El arte como zona del subconsciente, como remanente de un pasado del que resulta imposible desprenderse.
Ruben Brandt, Collector se dirige a los recovecos de la psique en un ejercicio donde toda referencia —resulte concerniente a la pintura o al cine— obtiene más peso del que se podría deducir de un film como el presentado por el esloveno afincado en Hungría. Más allá de enriquecer un universo que se siente referencial, pero al mismo tiempo personal, el debut de Milorad Krstic navega en un terreno de lo más sugerente: el del arte como espejo, como representación propia ante un mundo cada vez más preso por intereses y globalizado, moldeado a la perspectiva de unos pocos. En el contexto servido, ya no importa tanto si el arte sustraído en las incursiones de los distintos personajes posee una cierta relevancia, un innegable valor histórico. La imagen que obtenemos a través del mismo es de un valor meramente judicial, mercantil, como buscando dotar de un orden establecido a aquello que es parte de un organismo más que del imaginario colectivo. Es ahí donde surge la figura de Ruben Brandt, un afamado psicólogo que trata con ladrones de guante blanco y cuya relación con lo pictórico se revela como parte de una mente trastornada por la influencia ejercida sobre la misma. No hay, entonces, una conexión con el estímulo que puede suscitar la obra ‹per se›, sino más bien una interacción frontal que influye directamente en el individuo, que abre nuevas sendas, en este caso delimitadoras en tanto este no alcanza a comprender las connotaciones de aquello que se interpreta directamente como un mal sueño.
El trabajo de Krstic aprovecha tal premisa desde su posición de pieza genérica sin confines. Del horror generado por lo pesadillesco, por esa dimensión creada en la psique, pasamos así a la esencia pura de un noir que juega con las expectativas desde su condición de ejercicio psicológico (en el que confluye el sueño en su vertiente más negra), aunque en todo momento a modo de jugueteo casi lúdico, apelando desde esa perspectiva a la cabriola, a la dilatación de una acto a la manera en que el maestro del suspense lograba trasladar su forma de retozar con la intriga a un marco puramente de aventuras e incluso acción —donde llega a colindar con De Palma, que no es sino uno de los mayores sustractores de la esencia del cine del británico—.

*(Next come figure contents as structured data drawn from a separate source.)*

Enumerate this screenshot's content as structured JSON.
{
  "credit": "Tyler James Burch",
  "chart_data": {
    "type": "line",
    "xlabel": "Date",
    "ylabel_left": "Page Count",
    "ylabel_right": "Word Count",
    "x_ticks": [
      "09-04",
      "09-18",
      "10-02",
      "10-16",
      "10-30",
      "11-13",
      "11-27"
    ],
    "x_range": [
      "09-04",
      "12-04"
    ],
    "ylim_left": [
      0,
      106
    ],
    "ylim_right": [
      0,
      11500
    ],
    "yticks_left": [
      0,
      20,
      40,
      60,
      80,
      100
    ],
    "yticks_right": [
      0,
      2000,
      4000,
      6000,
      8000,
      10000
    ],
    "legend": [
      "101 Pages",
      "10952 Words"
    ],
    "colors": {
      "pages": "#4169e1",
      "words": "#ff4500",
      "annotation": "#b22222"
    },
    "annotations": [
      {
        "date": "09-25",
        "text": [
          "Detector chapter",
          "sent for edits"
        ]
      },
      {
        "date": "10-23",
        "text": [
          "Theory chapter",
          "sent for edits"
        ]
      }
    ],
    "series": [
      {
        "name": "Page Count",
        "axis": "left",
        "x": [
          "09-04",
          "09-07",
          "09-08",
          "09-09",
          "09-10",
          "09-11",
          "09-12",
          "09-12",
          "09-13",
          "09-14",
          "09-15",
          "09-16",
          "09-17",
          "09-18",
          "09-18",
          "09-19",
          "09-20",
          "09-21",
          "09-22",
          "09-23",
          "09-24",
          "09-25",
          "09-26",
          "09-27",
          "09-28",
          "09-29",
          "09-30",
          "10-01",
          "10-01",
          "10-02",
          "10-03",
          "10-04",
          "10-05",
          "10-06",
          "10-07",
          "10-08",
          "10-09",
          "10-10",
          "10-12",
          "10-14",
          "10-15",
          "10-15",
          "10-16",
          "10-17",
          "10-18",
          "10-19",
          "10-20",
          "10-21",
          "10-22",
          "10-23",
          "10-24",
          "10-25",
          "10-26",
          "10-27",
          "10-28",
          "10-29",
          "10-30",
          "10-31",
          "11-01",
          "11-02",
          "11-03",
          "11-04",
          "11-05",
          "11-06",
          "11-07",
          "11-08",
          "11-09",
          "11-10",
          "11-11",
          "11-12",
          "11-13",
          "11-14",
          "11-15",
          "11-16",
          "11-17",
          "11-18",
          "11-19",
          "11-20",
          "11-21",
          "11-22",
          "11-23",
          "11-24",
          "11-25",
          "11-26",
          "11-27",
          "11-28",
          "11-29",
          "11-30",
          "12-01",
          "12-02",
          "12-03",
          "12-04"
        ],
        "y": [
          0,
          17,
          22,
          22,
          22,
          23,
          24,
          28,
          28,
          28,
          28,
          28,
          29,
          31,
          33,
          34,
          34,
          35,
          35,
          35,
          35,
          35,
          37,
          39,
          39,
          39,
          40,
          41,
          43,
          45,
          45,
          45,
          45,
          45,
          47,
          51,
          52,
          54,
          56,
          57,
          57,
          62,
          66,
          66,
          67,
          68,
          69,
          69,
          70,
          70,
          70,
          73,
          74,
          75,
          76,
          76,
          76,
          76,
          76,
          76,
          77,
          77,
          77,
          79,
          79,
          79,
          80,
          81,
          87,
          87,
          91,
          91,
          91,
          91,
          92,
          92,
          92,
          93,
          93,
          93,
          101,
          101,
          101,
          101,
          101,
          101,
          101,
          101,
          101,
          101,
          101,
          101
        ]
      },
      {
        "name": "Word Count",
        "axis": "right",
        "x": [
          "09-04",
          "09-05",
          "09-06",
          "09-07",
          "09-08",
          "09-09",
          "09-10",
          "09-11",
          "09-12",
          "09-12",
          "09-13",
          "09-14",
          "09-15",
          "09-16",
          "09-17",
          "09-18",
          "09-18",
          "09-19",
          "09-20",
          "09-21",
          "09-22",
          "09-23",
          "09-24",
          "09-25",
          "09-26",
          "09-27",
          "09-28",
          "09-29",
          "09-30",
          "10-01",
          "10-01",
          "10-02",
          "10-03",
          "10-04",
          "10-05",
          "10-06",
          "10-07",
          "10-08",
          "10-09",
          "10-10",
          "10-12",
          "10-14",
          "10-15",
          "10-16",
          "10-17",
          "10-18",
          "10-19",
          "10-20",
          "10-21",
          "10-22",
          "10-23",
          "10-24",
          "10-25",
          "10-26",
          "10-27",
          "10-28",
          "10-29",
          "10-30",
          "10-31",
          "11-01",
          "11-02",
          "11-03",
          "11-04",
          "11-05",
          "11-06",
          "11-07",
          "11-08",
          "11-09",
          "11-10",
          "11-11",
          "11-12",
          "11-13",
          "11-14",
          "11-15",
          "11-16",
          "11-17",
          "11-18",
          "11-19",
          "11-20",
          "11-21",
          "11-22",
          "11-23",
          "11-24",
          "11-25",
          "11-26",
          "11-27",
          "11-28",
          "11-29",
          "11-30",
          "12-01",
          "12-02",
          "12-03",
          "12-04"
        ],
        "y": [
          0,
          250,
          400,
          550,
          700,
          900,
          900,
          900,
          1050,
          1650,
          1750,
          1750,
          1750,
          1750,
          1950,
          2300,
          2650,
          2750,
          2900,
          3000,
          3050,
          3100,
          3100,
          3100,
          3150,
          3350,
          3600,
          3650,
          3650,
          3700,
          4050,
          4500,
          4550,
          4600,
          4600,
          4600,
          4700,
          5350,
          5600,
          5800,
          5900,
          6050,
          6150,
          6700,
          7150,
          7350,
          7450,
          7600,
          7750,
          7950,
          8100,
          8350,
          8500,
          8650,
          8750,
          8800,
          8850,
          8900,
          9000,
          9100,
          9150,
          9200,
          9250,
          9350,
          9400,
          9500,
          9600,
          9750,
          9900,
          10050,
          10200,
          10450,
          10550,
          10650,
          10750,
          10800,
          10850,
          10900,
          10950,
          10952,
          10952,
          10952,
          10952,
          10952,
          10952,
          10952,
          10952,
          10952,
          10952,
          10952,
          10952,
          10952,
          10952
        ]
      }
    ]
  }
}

Ruben Brandt, Collector funciona así como el expositor referencial al que hacía alusión —lejos de sus muy evidentes guiños visuales—, pero del mismo modo compone una estimulante reflexión —más allá de la parte troncal del discurso, a través de menudos apuntes como esa “performance” realizada por los compañeros del protagonista donde el arte está desposeído de su significado— que otorga un valor añadido a su composición.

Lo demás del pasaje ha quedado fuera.